Дважды он находился в нескольких шагах от женитьбы. В первый раз его остановила радость претендентки, когда он сообщил о невозможности ребенка. Девушка, казалось, испытала облегчение и начала счастливо стрекотать какую-то ерунду об испорченной фигуре, бессонных ночах и сопливых младенцах. Миша тогда вспомнил полные слез большие глаза и растерянный голос:
— Женщина всегда хочет родить от любимого мужчины, а ты предлагаешь мне самой отказаться…
Михаил помнил: Анна тогда была полностью раздавлена. И он предполагал, что прежде чем чаша весов между ним и ребенком склонилась в его пользу, жена провела немало бессонных ночей. А новая претендентка даже не попыталась скрыть радости по поводу того, что ей никогда не придется рожать.
Второй раз Михаил бросил невесту буквально на пороге загса. Хотя тогда в столице не осталось ни одного издания, не попытавшегося представить его в неблаговидном свете, он ни разу не пожалел о содеянном. А как он должен был поступить?
Брызги шампанского, поздравления, легкий мандраж и треп ни о чем в ожидании, когда произнесут твою фамилию и распахнут двери зала торжественных событий. И в этот волнующий миг восхитительная ручка в белой перчатке вытянула указательный пальчик и произнесла недовольно-растерянным тоном:
— Кто это?
Михаил обернулся и увидел пожилую женщину, которая немного растерянно рассматривала публику в зале, не решаясь присоединиться к веселой толпе. Михаил расплылся в улыбке:
— Моя мама.
— Твоя мама? — недовольно протянул голосок.
Миша сначала решил: удивилась, он же не предупредил.
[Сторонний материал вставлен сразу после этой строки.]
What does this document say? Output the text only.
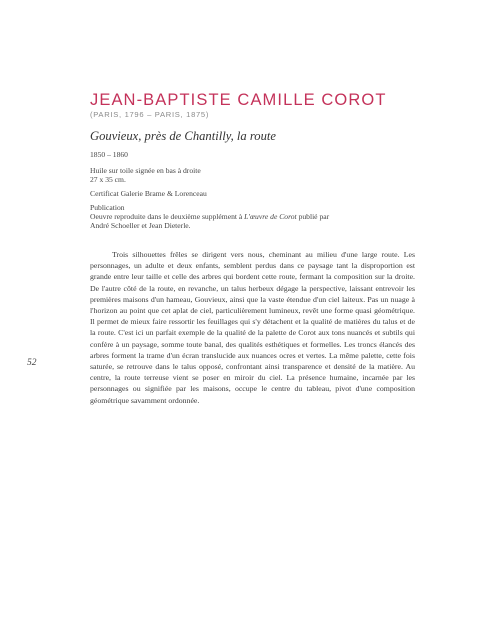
JEAN-BAPTISTE CAMILLE COROT
(PARIS, 1796 – PARIS, 1875)
Gouvieux, près de Chantilly, la route
1850 – 1860
Huile sur toile signée en bas à droite
27 x 35 cm.
Certificat Galerie Brame & Lorenceau
Publication
Oeuvre reproduite dans le deuxième supplément à L'œuvre de Corot publié par
André Schoeller et Jean Dieterle.

Trois silhouettes frêles se dirigent vers nous, cheminant au milieu d'une large route. Les personnages, un adulte et deux enfants, semblent perdus dans ce paysage tant la disproportion est grande entre leur taille et celle des arbres qui bordent cette route, fermant la composition sur la droite. De l'autre côté de la route, en revanche, un talus herbeux dégage la perspective, laissant entrevoir les premières maisons d'un hameau, Gouvieux, ainsi que la vaste étendue d'un ciel laiteux. Pas un nuage à l'horizon au point que cet aplat de ciel, particulièrement lumineux, revêt une forme quasi géométrique. Il permet de mieux faire ressortir les feuillages qui s'y détachent et la qualité de matières du talus et de la route. C'est ici un parfait exemple de la qualité de la palette de Corot aux tons nuancés et subtils qui confère à un paysage, somme toute banal, des qualités esthétiques et formelles. Les troncs élancés des arbres forment la trame d'un écran translucide aux nuances ocres et vertes. La même palette, cette fois saturée, se retrouve dans le talus opposé, confrontant ainsi transparence et densité de la matière. Au centre, la route terreuse vient se poser en miroir du ciel. La présence humaine, incarnée par les personnages ou signifiée par les maisons, occupe le centre du tableau, pivot d'une composition géométrique savamment ordonnée.

52
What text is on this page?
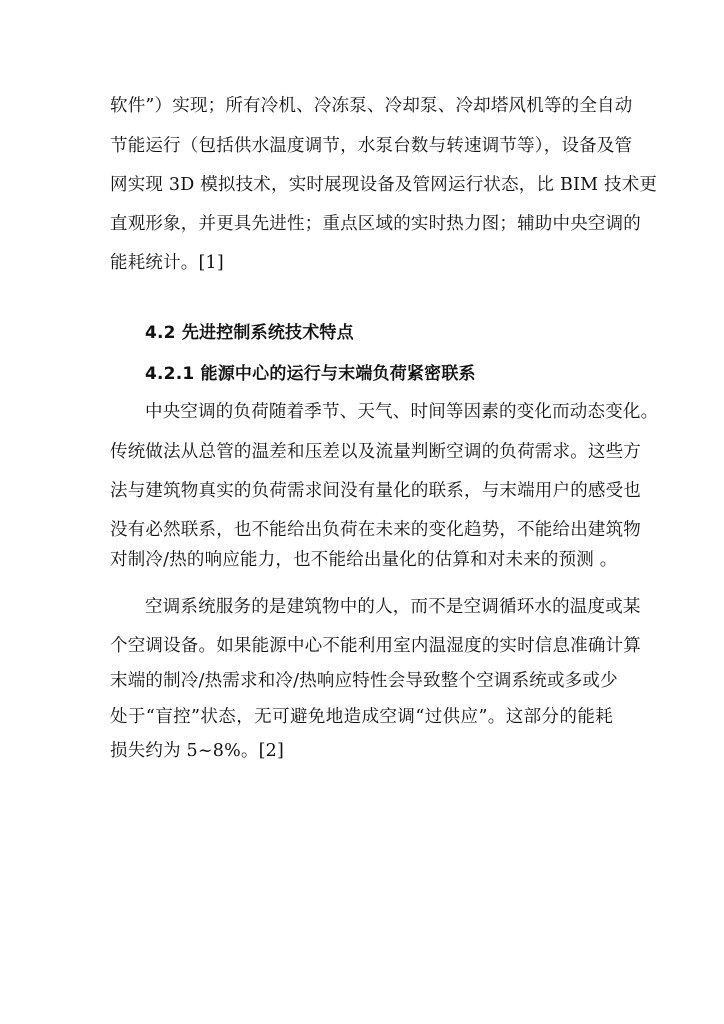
软件”）实现；所有冷机、冷冻泵、冷却泵、冷却塔风机等的全自动
节能运行（包括供水温度调节，水泵台数与转速调节等），设备及管
网实现 3D 模拟技术，实时展现设备及管网运行状态，比 BIM 技术更
直观形象，并更具先进性；重点区域的实时热力图；辅助中央空调的
能耗统计。[1]
4.2 先进控制系统技术特点
4.2.1 能源中心的运行与末端负荷紧密联系
中央空调的负荷随着季节、天气、时间等因素的变化而动态变化。
传统做法从总管的温差和压差以及流量判断空调的负荷需求。这些方
法与建筑物真实的负荷需求间没有量化的联系，与末端用户的感受也
没有必然联系，也不能给出负荷在未来的变化趋势，不能给出建筑物
对制冷/热的响应能力，也不能给出量化的估算和对未来的预测 。
空调系统服务的是建筑物中的人，而不是空调循环水的温度或某
个空调设备。如果能源中心不能利用室内温湿度的实时信息准确计算
末端的制冷/热需求和冷/热响应特性会导致整个空调系统或多或少
处于“盲控”状态，无可避免地造成空调“过供应”。这部分的能耗
损失约为 5~8%。[2]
Хотя разве о таком предупреждают? Но объяснил все-таки:
— Да. Я за ней водителя послал. Пойдем, я тебя познакомлю.
Миленькая головка с дорогущей диадемой в прическе разъяренно зашипела и сразу же стала походить на медузу Горгону:
— Ты же говорил: она не в себе.
— Не волнуйся, малыш, сейчас у мамы хороший период, и она будет рада за нас.
— Рада? Хороший период? Ты пригласил на мою свадьбу сумасшедшую и говоришь, что у нее «хороший период»?!
Михаил побагровел. Единственное, о чем он жалел впоследствии, — это о том, что сдержался и не оставил отпечаток своей ладони на щеке. На лице, которое мгновенно стало чужим и не просто некрасивым, а омерзительным. Конечно, в этом случае его имя полоскали бы в прессе еще дольше и беспощаднее, но сам Михаил, возможно, смог бы испытать чувство полного удовлетворения.